Presentation at the American Chemical Society (ACS) Meeting and Subsequent Publication

The principal scientists at Cerno Bioscience (Steve Best and Yongdong Wang) have been encouraging one of us (Neil Danielson) for the past several years to obtain an Agilent GC-MS with their software and develop a set of teaching experiments both for organic and analytical laboratory courses describing high-resolution GC-MS for identification of isomeric compounds. Presentation at a national ACS meeting and subsequent publication In the Journal of Chemical Education of these experiments will be done. This will make Miami University the leader in instrumental analysis education using GC-MS.

Financial Information

Total Amount Requested: $33,193.54

Budget Details: We are requesting the Agilent 8860 Turbo GC-MS with FID and 50 Position Autosampler instrument with the Cerna Bioscience Mass Works software (see attached quote). The Cerna software is designed specifically for the Agilent GC-MS instrument because Agilent is considered the leader in quality GC instruments for decades. The autosampler is needed for the organic chemistry experiments to provide fast turnaround time of sample analysis due to the large number of students meeting simultaneously. The flame ionization detector (FID) is an important option to allow the characterization of new sample analysis methods without risking contamination of the MS detector. A sample analysis method can be developed using GC with FID detection to check if nonvolatile sample matrix issues could be of concern to the MS detector. The list price for such an outstanding GC­ MS instrument is for $93,322; we are getting a 43% academic discount bringing the cost down to $53,193.54. This price is still significantly less than a standard GC-MS instrument without the Cerno software or autosampler. Michael Crowder, Chair of the Department of Chemistry and Biochemistry, believes so strongly that a new GC-MS instrument is needed for our chemistry laboratory courses that he has committed $20,000 of departmental money as a cost-share (see attached letter).

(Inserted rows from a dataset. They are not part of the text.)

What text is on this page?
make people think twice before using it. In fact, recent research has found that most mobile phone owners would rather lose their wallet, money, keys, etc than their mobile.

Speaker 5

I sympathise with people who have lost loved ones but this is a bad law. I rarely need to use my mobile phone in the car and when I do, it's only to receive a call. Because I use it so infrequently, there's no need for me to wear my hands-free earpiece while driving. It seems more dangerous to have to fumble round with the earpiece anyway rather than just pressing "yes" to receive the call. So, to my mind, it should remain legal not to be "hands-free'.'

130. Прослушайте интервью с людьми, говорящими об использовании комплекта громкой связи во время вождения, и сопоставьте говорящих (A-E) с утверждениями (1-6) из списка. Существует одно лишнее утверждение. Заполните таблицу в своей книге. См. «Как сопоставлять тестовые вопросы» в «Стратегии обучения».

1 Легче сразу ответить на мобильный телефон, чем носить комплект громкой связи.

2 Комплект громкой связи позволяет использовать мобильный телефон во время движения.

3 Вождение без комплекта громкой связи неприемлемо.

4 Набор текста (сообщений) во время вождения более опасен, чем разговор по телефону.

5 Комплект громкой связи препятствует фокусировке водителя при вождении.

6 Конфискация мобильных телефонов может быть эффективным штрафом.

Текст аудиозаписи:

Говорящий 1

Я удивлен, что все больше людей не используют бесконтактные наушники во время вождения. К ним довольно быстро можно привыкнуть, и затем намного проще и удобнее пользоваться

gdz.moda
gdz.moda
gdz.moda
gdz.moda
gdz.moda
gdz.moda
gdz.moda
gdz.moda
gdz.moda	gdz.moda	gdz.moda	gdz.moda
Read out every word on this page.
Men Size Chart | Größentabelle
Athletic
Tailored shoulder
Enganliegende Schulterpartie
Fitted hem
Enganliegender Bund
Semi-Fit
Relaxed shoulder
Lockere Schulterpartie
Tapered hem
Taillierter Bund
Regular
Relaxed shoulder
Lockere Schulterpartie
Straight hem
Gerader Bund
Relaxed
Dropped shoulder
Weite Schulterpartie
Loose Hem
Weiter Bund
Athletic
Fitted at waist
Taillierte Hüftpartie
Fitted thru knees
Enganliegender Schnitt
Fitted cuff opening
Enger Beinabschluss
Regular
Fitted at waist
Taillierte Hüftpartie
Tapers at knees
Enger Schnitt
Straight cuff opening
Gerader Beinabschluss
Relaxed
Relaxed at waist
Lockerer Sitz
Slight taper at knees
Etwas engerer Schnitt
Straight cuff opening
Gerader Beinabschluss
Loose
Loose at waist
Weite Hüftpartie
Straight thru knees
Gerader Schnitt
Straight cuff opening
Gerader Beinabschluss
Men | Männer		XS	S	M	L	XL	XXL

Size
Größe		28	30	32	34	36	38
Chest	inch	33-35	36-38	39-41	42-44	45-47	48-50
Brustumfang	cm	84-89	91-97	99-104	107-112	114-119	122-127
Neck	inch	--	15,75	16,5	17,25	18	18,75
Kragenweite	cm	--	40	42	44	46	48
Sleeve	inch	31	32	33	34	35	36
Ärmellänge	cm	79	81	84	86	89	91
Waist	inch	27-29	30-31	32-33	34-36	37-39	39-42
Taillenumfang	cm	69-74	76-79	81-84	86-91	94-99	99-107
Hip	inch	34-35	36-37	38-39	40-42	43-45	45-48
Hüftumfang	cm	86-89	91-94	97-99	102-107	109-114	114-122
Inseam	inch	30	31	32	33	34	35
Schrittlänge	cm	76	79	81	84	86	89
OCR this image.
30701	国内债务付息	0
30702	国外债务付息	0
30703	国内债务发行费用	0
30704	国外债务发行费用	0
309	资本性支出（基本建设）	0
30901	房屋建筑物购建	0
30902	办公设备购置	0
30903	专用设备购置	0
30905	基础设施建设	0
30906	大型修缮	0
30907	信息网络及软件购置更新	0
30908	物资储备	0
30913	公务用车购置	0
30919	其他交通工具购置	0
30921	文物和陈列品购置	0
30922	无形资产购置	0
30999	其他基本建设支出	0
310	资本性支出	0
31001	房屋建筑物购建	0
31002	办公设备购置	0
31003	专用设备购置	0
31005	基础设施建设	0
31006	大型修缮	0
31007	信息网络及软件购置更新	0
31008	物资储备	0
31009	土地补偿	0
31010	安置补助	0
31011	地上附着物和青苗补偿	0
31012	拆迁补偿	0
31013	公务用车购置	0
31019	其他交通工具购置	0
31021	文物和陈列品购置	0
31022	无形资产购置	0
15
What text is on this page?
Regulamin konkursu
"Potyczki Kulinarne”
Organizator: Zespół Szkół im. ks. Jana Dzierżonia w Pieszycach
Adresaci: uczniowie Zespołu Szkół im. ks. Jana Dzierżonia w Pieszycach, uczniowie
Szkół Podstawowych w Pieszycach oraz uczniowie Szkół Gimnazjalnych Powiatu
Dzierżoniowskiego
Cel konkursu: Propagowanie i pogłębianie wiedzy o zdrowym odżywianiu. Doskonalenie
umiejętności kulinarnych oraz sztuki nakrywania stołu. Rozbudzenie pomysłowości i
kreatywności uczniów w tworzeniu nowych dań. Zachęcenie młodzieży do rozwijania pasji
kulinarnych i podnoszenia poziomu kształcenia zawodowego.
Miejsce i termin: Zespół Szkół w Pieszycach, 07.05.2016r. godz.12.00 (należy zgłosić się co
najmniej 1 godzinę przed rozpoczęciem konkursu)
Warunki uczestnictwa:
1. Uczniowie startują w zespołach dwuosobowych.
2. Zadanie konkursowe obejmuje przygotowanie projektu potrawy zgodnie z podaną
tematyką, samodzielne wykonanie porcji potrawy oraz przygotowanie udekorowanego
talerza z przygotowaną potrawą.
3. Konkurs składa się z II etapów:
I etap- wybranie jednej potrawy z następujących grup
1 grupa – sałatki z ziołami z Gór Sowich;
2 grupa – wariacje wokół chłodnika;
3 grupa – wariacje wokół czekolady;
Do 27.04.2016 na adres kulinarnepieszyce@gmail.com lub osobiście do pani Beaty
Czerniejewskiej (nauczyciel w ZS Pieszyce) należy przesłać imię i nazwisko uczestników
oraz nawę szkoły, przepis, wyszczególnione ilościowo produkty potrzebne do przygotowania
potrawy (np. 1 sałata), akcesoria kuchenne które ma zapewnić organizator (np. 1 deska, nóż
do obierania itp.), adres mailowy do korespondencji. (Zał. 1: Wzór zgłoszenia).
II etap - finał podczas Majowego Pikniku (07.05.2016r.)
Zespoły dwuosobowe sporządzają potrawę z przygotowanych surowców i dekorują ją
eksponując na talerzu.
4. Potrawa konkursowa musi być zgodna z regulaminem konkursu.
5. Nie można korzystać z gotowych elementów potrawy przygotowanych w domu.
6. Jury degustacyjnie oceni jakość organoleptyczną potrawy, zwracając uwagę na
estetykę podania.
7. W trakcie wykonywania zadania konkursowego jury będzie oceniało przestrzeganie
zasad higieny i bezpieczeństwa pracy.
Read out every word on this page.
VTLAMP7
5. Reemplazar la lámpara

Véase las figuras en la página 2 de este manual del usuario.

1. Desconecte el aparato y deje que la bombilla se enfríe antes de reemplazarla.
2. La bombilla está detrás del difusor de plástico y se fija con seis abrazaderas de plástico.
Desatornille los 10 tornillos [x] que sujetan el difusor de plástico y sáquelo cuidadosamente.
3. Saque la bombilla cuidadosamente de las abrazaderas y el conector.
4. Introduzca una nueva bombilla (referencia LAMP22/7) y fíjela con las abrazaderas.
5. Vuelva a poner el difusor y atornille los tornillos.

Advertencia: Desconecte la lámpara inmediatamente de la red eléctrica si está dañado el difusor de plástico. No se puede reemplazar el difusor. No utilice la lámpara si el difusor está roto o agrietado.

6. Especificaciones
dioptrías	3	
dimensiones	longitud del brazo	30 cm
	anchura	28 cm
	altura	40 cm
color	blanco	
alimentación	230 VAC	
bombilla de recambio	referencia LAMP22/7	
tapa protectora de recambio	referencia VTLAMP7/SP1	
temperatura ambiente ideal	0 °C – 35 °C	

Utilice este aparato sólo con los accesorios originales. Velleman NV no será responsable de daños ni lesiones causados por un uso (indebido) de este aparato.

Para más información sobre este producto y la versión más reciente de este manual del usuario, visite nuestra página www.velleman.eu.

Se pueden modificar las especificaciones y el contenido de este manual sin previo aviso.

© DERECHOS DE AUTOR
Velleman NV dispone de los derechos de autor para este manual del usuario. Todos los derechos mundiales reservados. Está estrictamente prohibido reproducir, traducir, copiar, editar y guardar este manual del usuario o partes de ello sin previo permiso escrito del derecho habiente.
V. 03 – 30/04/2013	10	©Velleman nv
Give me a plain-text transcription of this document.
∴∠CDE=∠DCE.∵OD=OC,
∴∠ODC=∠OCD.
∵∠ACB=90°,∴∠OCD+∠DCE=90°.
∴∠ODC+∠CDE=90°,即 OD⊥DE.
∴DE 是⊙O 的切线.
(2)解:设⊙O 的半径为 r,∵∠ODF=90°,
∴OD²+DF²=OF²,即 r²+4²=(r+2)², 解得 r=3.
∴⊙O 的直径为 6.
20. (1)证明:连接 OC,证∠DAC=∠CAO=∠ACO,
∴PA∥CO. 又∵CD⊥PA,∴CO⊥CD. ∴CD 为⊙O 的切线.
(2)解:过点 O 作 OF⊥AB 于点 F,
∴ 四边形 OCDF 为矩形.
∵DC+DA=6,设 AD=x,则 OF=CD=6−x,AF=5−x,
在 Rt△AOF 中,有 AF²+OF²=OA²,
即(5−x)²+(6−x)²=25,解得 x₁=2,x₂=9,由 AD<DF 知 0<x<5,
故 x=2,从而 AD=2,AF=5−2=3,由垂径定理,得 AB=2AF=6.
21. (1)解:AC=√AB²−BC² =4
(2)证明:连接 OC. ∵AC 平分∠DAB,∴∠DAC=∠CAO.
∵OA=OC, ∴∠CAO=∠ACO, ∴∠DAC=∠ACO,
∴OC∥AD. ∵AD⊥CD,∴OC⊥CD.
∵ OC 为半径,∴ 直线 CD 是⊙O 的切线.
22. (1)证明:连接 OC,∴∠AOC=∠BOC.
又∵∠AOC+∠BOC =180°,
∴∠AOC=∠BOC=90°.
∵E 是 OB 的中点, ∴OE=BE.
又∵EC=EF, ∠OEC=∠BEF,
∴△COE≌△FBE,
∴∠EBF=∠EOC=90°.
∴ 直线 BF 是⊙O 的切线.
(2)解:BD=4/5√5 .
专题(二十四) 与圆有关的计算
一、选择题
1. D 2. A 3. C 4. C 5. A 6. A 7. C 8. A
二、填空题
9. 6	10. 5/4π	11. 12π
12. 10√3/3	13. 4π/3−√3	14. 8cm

Therefore our proposal request for funding is only $33,193.54.

Is this a multi-year request: No

Please address how, if at all, this project aligns with University, Divisional, Departmental or Center strategic goals: One Departmental goal is to ensure that the students' laboratory experiences include working with modern instrumentation, similar to what they will encounter in industrial, government, and other academic labs.